Все, о чем он мечтал, сбылось. За исключением, разве что, подержать в руках миллион долларов.
В Ленинград он все-таки съездил, уже после института и получил, что называется, по полной программе – и белые ночи, и Александровский сад, и Эрмитаж весь исходил, даже на крейсере «Аврора» побывал и потрогал все медные стволы орудий.
И велосипед он себе купил, правда, всего несколько лет назад, когда начал спортом заниматься, ходить в спортклуб, в тренажерный зал. Тогда и подсказал ему его молодой сотрудник – энергичный, всегда в хорошем настроении, – эту мысль:
– Вы, Вениамин Сергеевич, велосипед купите и по утрам катайтесь – настроение и бодрость на весь день обеспечены!..
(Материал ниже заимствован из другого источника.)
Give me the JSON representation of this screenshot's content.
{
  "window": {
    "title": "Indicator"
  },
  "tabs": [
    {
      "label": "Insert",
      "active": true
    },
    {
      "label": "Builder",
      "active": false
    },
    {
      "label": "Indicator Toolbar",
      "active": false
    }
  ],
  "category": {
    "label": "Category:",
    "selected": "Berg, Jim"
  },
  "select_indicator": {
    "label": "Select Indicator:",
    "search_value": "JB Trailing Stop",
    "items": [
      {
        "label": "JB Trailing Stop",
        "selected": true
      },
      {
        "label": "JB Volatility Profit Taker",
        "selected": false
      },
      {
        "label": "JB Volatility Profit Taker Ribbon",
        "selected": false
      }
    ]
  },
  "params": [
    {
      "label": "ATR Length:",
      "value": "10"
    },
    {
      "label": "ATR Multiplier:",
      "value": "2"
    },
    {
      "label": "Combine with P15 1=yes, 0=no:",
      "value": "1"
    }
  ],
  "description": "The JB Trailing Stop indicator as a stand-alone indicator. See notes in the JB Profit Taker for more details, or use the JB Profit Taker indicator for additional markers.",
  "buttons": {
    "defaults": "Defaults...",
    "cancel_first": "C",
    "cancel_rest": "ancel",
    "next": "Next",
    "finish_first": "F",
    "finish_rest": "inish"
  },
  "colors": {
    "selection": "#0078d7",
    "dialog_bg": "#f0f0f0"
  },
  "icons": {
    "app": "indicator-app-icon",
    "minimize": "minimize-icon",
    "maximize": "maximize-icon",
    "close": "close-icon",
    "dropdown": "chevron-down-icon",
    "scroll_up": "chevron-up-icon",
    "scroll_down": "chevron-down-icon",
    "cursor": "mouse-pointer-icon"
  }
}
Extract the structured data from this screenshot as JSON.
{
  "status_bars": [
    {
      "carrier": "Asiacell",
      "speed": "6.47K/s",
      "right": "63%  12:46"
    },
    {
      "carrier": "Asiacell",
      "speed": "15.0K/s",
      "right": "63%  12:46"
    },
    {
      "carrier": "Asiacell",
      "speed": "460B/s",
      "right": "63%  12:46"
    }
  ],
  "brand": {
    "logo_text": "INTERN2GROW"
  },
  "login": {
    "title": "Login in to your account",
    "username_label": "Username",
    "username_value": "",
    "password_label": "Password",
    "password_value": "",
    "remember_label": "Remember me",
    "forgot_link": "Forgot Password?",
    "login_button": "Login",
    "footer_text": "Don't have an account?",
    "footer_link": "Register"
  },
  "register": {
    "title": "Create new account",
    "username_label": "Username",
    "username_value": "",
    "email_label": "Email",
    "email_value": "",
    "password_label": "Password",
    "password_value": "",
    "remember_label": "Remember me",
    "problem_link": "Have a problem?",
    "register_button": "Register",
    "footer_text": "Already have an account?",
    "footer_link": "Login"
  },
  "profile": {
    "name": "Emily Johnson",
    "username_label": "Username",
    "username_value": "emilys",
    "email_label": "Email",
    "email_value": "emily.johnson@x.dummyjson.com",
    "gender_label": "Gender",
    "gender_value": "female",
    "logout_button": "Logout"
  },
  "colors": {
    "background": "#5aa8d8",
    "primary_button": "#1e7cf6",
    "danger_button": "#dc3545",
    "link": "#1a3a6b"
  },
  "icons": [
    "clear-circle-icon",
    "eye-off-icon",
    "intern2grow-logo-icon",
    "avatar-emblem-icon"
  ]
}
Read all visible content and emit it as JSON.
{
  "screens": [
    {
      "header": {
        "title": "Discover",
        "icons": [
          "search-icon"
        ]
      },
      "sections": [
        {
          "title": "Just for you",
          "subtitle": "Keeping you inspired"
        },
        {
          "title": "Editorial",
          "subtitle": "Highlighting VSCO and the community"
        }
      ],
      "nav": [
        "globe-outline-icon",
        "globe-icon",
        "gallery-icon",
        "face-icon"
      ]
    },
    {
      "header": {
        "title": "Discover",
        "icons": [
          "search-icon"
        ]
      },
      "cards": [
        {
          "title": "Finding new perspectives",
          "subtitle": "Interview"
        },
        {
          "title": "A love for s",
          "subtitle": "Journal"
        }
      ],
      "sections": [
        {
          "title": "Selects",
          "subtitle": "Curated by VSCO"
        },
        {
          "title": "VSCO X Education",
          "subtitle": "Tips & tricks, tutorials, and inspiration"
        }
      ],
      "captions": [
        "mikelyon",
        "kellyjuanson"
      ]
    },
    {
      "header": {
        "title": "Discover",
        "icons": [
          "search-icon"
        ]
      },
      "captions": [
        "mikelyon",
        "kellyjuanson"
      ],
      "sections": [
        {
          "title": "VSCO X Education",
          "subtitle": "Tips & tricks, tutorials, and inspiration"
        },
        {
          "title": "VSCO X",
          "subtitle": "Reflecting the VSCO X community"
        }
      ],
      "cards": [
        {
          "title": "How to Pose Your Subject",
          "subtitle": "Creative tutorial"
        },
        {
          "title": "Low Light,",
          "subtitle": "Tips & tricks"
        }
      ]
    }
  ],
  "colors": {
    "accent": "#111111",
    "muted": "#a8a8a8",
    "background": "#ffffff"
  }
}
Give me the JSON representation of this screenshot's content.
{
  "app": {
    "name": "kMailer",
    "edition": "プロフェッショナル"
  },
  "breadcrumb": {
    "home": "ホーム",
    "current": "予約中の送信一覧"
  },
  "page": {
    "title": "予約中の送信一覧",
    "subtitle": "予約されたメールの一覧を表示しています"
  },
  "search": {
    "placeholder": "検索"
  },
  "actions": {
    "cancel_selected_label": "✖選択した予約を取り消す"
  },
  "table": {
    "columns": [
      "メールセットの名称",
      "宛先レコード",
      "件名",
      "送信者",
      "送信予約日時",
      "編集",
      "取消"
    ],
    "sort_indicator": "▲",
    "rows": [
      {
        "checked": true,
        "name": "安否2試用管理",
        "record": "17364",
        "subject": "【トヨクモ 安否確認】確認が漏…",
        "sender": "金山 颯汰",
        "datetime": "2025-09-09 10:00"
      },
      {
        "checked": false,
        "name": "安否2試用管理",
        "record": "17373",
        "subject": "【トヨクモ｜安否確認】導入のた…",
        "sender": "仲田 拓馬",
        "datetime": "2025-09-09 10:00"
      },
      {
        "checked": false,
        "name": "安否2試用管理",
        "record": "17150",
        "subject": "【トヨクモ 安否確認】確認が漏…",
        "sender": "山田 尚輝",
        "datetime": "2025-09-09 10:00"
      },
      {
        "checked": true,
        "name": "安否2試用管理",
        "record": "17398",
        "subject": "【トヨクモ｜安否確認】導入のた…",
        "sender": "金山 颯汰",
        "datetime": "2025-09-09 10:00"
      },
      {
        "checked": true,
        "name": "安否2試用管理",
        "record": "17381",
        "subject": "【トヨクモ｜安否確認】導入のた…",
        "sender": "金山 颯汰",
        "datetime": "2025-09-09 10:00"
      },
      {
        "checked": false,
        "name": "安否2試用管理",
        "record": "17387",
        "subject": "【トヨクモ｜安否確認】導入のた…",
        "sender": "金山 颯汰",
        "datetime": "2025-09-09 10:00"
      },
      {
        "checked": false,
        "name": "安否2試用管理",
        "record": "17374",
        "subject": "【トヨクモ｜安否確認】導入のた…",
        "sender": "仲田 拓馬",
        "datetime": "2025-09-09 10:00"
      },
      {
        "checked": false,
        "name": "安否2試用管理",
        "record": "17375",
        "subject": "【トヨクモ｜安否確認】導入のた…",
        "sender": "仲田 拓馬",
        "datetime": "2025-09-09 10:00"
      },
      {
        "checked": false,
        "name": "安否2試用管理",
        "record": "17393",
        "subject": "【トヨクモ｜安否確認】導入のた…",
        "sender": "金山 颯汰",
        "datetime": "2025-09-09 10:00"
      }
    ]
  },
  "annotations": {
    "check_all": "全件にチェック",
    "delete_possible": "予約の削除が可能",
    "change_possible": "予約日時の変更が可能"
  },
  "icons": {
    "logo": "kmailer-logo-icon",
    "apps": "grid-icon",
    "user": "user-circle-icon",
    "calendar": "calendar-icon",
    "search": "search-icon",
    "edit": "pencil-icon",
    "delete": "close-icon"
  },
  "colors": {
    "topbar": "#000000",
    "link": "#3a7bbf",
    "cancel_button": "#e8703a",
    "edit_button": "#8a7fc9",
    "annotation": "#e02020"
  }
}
Купили они тогда два велосипеда, потому что Светка тоже загорелась: тоже хочу кататься, это для ног полезно – борьба с целлюлитом… Правда, и выехала она на нем несколько раз всего – то не выспалась, то погода неподходящая, то месячные…
Он вздохнул тяжело, как всегда в последнее время, когда думал о Светке и их совместной жизни. И продолжал думать дальше.
И студентом он стал. И хлебнул с лишком студенческой жизни, общежитских тусовок, студенческой любви, диспутов на тему: «В чем смысл жизни», экзаменов, переэкзаменовок, выездов на картошку и всего остального студенческого колорита.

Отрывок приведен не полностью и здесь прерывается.